About
Human infections by enteroviruses (EVs) are very common, particularly during childhood. Tens of EV types are known to be able to infect humans. In the vast majority of cases, EV infections remain asymptomatic or trigger very mild symptoms; nonetheless, in some cases, acute EV infection can degenerate into severe manifestations (such as poliomyelitis, encephalitis, myocarditis, respiratory diseases etc.) that can be fatal or induce long-lasting sequelae. Therefore, EVs have a considerable impact on human health.
Our main goal is to identify the mechanisms that generate genetic diversity in EV ecosystems and to understand how this diversity promotes the emergence of new virus lineages with modified phenotypic properties.
Our previous works have highlighted a high genetic diversity among the EV ecosystems in central Africa and in Madagascar. Furthermore, these works led to the identification of virus types and lineages that have never been identified elsewhere. Therefore, central Africa and Madagascar appear to host two specific EV ecosystems made of both viruses that circulate worldwide and viruses whose circulation seems to be restricted to central Africa and/or to Madagascar. Yet, our previous works were affected by two limitations: first, we only focused on EVs excreted in stool samples and thus did not consider EVs that mainly replicate in respiratory tract; second, we used established cell lines to isolate EVs from stool samples and thus missed non-cultivable EVs and EVs that do not induce cytopathic effect in cell lines.
In this project, we will use new technologies to uncover the parts of the EV ecosystems that have remained hidden during our previous works, to study the epidemiology of these viruses and to decipher the genetic links they have with other EVs. For this purpose, we plan to perform direct screening of RNA extracted from clinical samples (nasopharyngeal swab and stool samples) and wastewater samples collected in Cameroon, Central African Republic and in Madagascar by using EV-targeting molecular assays. RNA extracted from positive samples will be subsequently used to directly amplify EV genomes and to sequence them using next-generation sequencing technology.
Phylogenetic studies will be conducted to determine how close viruses that circulate in the two considered regions are to viruses identified elsewhere. Because recombination is an important driver of EV evolution, we will also study whether the new populations of EVs uncovered by this work exchange or not genetic sequences with EVs classically observed with standard techniques. We will also detect, quantify and characterize recombination by-products that lead to the generation of defective viral particles whose role in the evolution of EV populations remains unknown.

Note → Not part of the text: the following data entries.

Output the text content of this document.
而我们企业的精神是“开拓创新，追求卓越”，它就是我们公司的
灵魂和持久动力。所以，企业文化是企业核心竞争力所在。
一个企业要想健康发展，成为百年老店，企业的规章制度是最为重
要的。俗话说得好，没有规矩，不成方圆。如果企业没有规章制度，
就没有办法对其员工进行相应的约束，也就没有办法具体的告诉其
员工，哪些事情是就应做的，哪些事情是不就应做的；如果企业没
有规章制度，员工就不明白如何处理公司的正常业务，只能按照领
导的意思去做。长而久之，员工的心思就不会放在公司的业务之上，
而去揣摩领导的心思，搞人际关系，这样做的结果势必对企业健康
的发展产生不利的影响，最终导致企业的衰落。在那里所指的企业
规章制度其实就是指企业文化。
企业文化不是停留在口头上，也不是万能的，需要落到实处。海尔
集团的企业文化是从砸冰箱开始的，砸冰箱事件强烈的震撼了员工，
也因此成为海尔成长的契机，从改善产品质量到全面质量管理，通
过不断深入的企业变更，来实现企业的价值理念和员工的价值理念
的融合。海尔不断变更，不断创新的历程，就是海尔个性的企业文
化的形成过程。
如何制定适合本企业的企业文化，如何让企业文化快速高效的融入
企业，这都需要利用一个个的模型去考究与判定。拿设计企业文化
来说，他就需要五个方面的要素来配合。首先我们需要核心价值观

An important goal is to train partners belonging to the Institut Pasteur International Network (IPIN) to use next-generation sequencing techniques and to analyse raw sequence data generated through these techniques with bioinformatics tools. In the context of the near eradication of polioviruses, we also aim to provide new information about the potential of nasopharyngeal swab samples collected in regions where oral polio vaccine is in use to constitute a source of re-emergence of poliovirus after its future eradication.
Our results will throw new light on the genetic diversity of EVs that infect humans in geographic regions with specific ecosystems in which this diversity is suspected to be peculiarly wide. They will also provide valuable information about the epidemiology of the EVs that were missed by our previous works. These information will help to conceive future studies to determine the impact of these EVs on human health where they circulate.
Besides, this project will improve the ability of the three partners of the IPIN to autonomously use technics based on next-generation sequencing, which constitutes now a key tool for diagnosis, surveillance and control of infectious diseases. As these three partners are on the front line of surveillance systems of many infectious diseases, this project will increase their respective capacity to anticipate and to thwart future emergences of human pathogens in their countries.